If you are researching various web hosting services, you will come across a bit of a buzz when it comes to cloud hosting. This type of hosting is becoming more and more widely available and as it gains popularity, is offering clients a wider choice and more competitive pricing.
Typically, this utilizes an approach where the website sits on virtual servers, pulling on underlying networks of physical ones. This is a service, rather than a product, not unlike gas or electricity. Depending on the needs of the website, the client can draw on these services and only get charged for what they use. It is an alternative to traditional website hosting on single servers, whether that be shared or dedicated and performs as an extension to the idea of clustered hosting which typically hosts with multiple servers. The network of servers that a cloud uses is large, drawing from data centres in a variety of locations.

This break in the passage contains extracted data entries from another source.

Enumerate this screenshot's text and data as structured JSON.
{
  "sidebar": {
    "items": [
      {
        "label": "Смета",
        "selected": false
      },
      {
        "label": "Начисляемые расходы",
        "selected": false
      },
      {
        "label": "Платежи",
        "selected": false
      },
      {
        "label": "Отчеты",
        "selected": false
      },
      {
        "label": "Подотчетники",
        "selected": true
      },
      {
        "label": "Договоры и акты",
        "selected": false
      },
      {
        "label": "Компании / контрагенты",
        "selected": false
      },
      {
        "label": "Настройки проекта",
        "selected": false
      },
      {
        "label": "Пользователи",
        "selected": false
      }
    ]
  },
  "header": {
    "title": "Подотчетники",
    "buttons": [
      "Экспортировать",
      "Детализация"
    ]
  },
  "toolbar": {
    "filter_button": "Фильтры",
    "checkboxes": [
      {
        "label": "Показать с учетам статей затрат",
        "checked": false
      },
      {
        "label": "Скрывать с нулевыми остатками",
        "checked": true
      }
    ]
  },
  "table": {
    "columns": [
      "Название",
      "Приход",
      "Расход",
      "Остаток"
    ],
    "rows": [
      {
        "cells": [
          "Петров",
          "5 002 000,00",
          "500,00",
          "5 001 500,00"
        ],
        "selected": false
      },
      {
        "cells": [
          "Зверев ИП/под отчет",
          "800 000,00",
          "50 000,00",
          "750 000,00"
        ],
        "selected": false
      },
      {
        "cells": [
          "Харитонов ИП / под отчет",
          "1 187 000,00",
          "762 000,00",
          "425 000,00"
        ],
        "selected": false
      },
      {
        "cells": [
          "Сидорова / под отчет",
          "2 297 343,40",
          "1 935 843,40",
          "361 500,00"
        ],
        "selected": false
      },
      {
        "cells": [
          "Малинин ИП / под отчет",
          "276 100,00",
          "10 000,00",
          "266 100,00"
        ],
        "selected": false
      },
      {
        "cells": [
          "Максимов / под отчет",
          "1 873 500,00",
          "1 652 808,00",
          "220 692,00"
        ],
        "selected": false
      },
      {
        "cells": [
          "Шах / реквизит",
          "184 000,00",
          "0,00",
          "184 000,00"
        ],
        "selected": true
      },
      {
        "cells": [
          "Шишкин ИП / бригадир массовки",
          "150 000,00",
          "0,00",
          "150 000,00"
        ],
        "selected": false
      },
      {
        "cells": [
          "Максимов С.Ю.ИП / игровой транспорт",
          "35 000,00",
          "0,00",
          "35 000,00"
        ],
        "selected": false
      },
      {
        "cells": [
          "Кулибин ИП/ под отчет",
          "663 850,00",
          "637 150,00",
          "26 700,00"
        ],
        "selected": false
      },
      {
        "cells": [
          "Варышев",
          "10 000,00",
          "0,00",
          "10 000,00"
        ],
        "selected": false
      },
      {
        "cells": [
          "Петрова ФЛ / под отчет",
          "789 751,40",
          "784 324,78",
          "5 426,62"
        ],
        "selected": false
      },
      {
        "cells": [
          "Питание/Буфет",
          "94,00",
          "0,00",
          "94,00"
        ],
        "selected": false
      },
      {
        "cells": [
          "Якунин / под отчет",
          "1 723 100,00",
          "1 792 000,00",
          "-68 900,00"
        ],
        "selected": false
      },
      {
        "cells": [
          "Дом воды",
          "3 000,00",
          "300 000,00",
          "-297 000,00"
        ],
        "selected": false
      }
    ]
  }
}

Cloud hosting falls under the categories of either Infrastructure as a Service (IaaS) or Platform as a Service (PaaS). Under this, the client draws on virtual hardware resources which let them install their own selection of software before embarking on building their website. A PaaS service provides both software and a solution stack. This typically consists of an operating system, database support, server software, and programming support. The client can then develop and install their web application. A virtual data center (VDC) holds a virtual network of servers within the cloud, making it possible to host multiple IP operations and websites.
It is a reliable resource whereby a virtual partition provides disk space and if a server goes offline, the cloud will pull from the remaining underlying physical network of servers. Even if an entire data centre goes offline, the pooled cloud resource can draw from numerous data centres, situated in multiple locations, therefore spreading the risk.
The cloud provides seamless accessibility for businesses, as its resources are in real time and on demand. Should there be a spike in traffic, or a new functionality becomes live, the cloud will pull resources to deliver its resource to the client. Even with these spikes of activities, the client is only charged for what is used, leaving no wasted capacity for when the demands are not as high.
Cloud hosting is a service which will appeal to clients who have outgrown their existing shared hosting, particularly for those with high traffic, which can put a strain on their existing shared server. This approach also offers similar advantages to dedicated hosting, but is more user friendly for those with limited IT know-how.